Yeah, that is also something that I think I'd like to start playing with, I just noticed it my last run through of the source code (it's amazing how many times you can go through all this stuff, and not notice certain things), and it does seem like something that could be useful.

reon777 commented 4 years ago

Its good for me.

let codes = []
function _onDetected(result) {
    codes.push(result.codeResult.code)
    if (codes.length < 3) return
    let is_same_all = false;
    if (codes.every(v => v === codes[0])) {
        is_same_all = true;
    }
    if (!is_same_all) {
        codes.shift()
        return
    }
}
julienboulay commented 3 years ago

@ericblade Base on @sam-lex answer, I get good results (near 100%) validating errors against two threshold : median et max values

function isValid(result) {
const errors: number[] = result.codeResult.decodedCodes
   .filter(_ => _.error !== undefined)
   .map(_ => _.error);

const median = this._getMedian(errors);

//Good result for code_128 : median <= 0.08 and maxError < 0.1
return !(median > 0.08 || errors.some(err => err > 0.1))
}
ericblade commented 3 years ago

0.08 :O that seems very low. out of curiosity, do you have any idea how long it takes you to get a result with that, normally?

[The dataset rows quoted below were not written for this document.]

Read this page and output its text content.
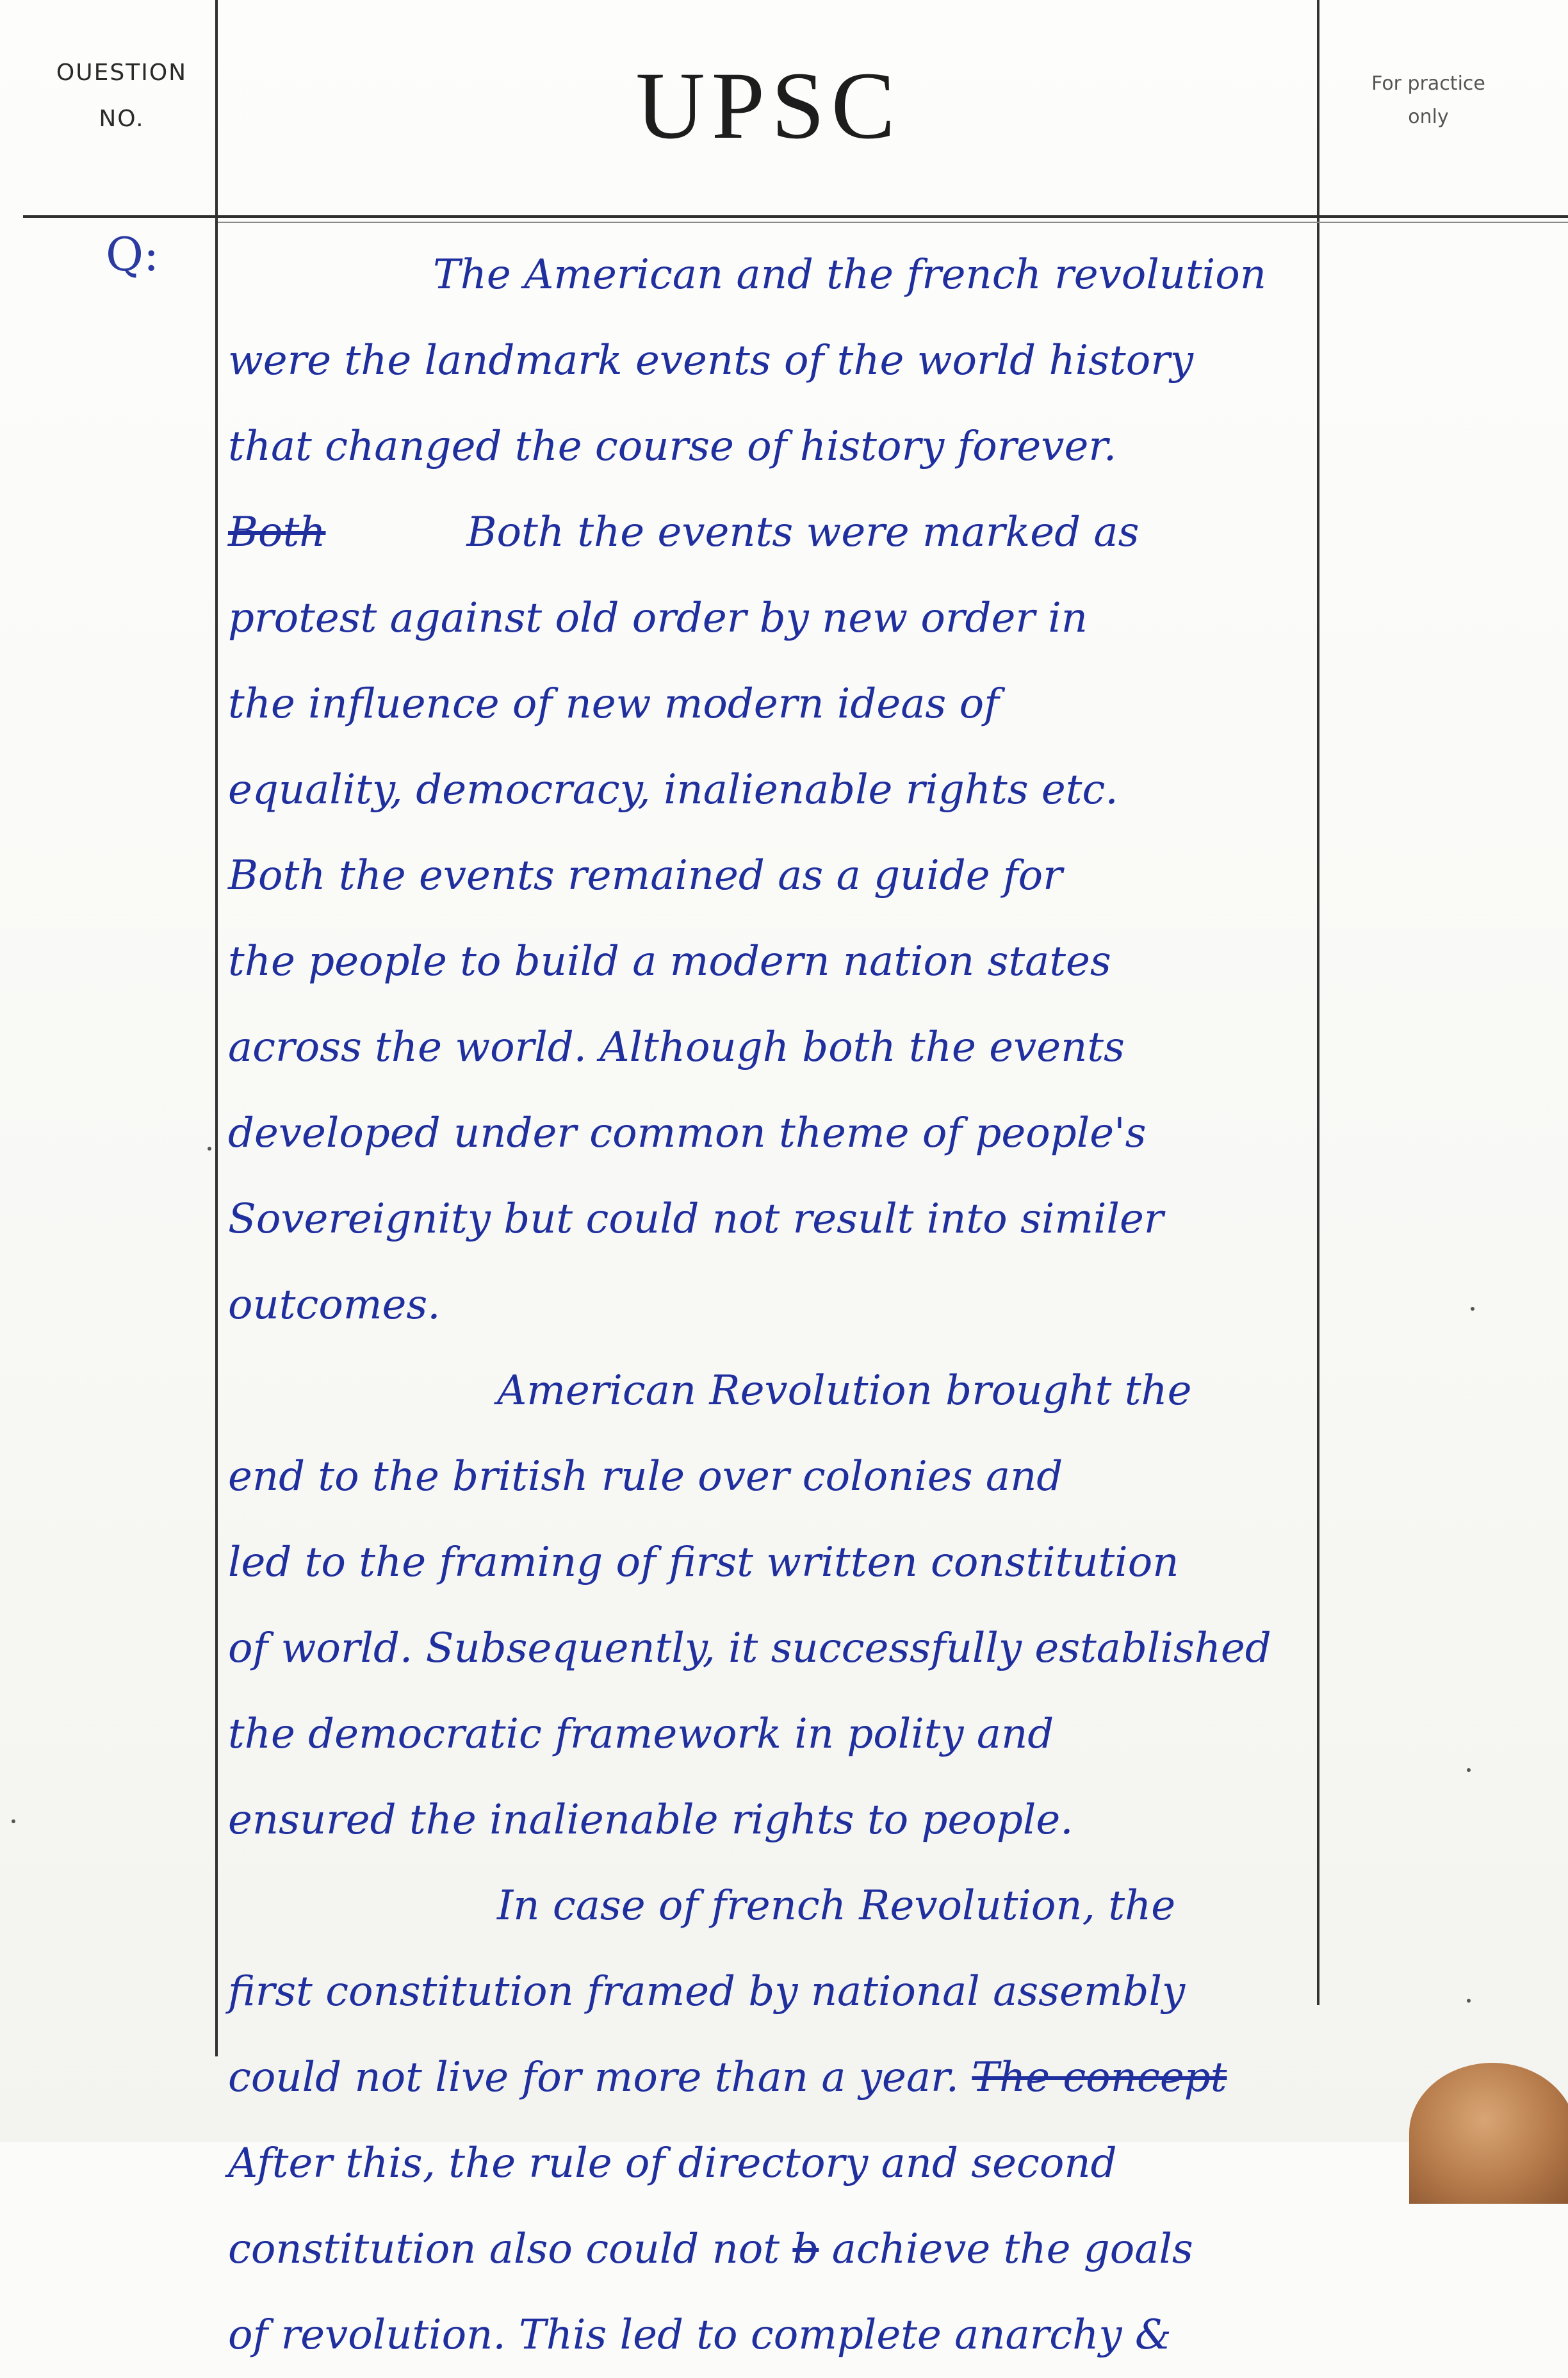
OUESTION
NO.	UPSC	For practice
only
Q:	The American and the french revolution
were the landmark events of the world history
that changed the course of history forever.
Both	Both the events were marked as
protest against old order by new order in
the influence of new modern ideas of
equality, democracy, inalienable rights etc.
Both the events remained as a guide for
the people to build a modern nation states
across the world. Although both the events
developed under common theme of people's
Sovereignity but could not result into similer
outcomes.
American Revolution brought the
end to the british rule over colonies and
led to the framing of first written constitution
of world. Subsequently, it successfully established
the democratic framework in polity and
ensured the inalienable rights to people.
In case of french Revolution, the
first constitution framed by national assembly
could not live for more than a year. The concept
After this, the rule of directory and second
constitution also could not b achieve the goals
of revolution. This led to complete anarchy &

that's usually part of the tradeoffs -- taking long to get a good result, and the battery lifetime involved in doing so

ericblade commented 3 years ago

I am now playing with something resembling this

function getMedian(arr) {
    const sorted = [...arr].sort((a, b) => a - b);
    const half = Math.floor(sorted.length / 2);
    if (arr.length % 2 === 1) {
        return arr[half];
    }
    return (arr[half - 1] + arr[half]) / 2;
}

function getMedianOfCodeErrors(decodedCodes) {
    const errors = decodedCodes.filter((x) => x.error !== undefined).map((y) => y.error); // TODO: use reduce
    const median = getMedian(errors);
    return { probablyValid: !(median > 0.10 || errors.some((err) => err > 0.1)), median };
}

...
        const err = getMedianOfCodeErrors(result.codeResult.decodedCodes);
        const validated = barcodeValidator(result.codeResult.code);
        console.warn('* errorCheck', result.codeResult.code, err, validated);
        if (err.probablyValid || (err.median < 0.25 && validated.valid === true && validated.type === 'upc')) {
            onDetected(result);
        }

barcodeValidator is from https://github.com/ericblade/barcode-validator

primeKal commented 3 years ago

you can try this make an array and select the highest mode value

 function mode(array){
            if(array.length == 0)
                return null;
            var modeMap = {};
            var maxEl = array[0], maxCount = 1;
            for(var i = 0; i < array.length; i++)
            {
                var el = array[i];
                if(modeMap[el] == null)
                    modeMap[el] = 1;
                else
                    modeMap[el]++;
                if(modeMap[el] > maxCount)
                {
                    maxEl = el;
                    maxCount = modeMap[el];
                }
            }
            return maxEl;
        }

  var last_result=[];

            Quagga.onDetected(function (result) {
                var last_code = result.codeResult.code;
                last_result.push(last_code);
                if (last_result.length >20){
                console.log(last_result);
                //when we reached the last scanned object take the most repeated is the correct one
                code = mode(last_result);
                console.log(code +" Is the most valid one");
                  }
            });
dansleboby commented 2 years ago

Great list of REGEX depending of barcode type: https://www.neodynamic.com/Products/Help/BarcodeWinControl2.5/working_barcode_symbologies.htm

ericblade commented 2 years ago

Great list of REGEX depending of barcode type: https://www.neodynamic.com/Products/Help/BarcodeWinControl2.5/working_barcode_symbologies.htm

Perhaps useful, but it's worth noting that that regex comparisons only tell you that it might be valid, not that it is valid. I would doubt that a decoder is going to return something that wouldn't pass a regex, but it can easily due to read errors, return something that doesn't actually pass a checksum test.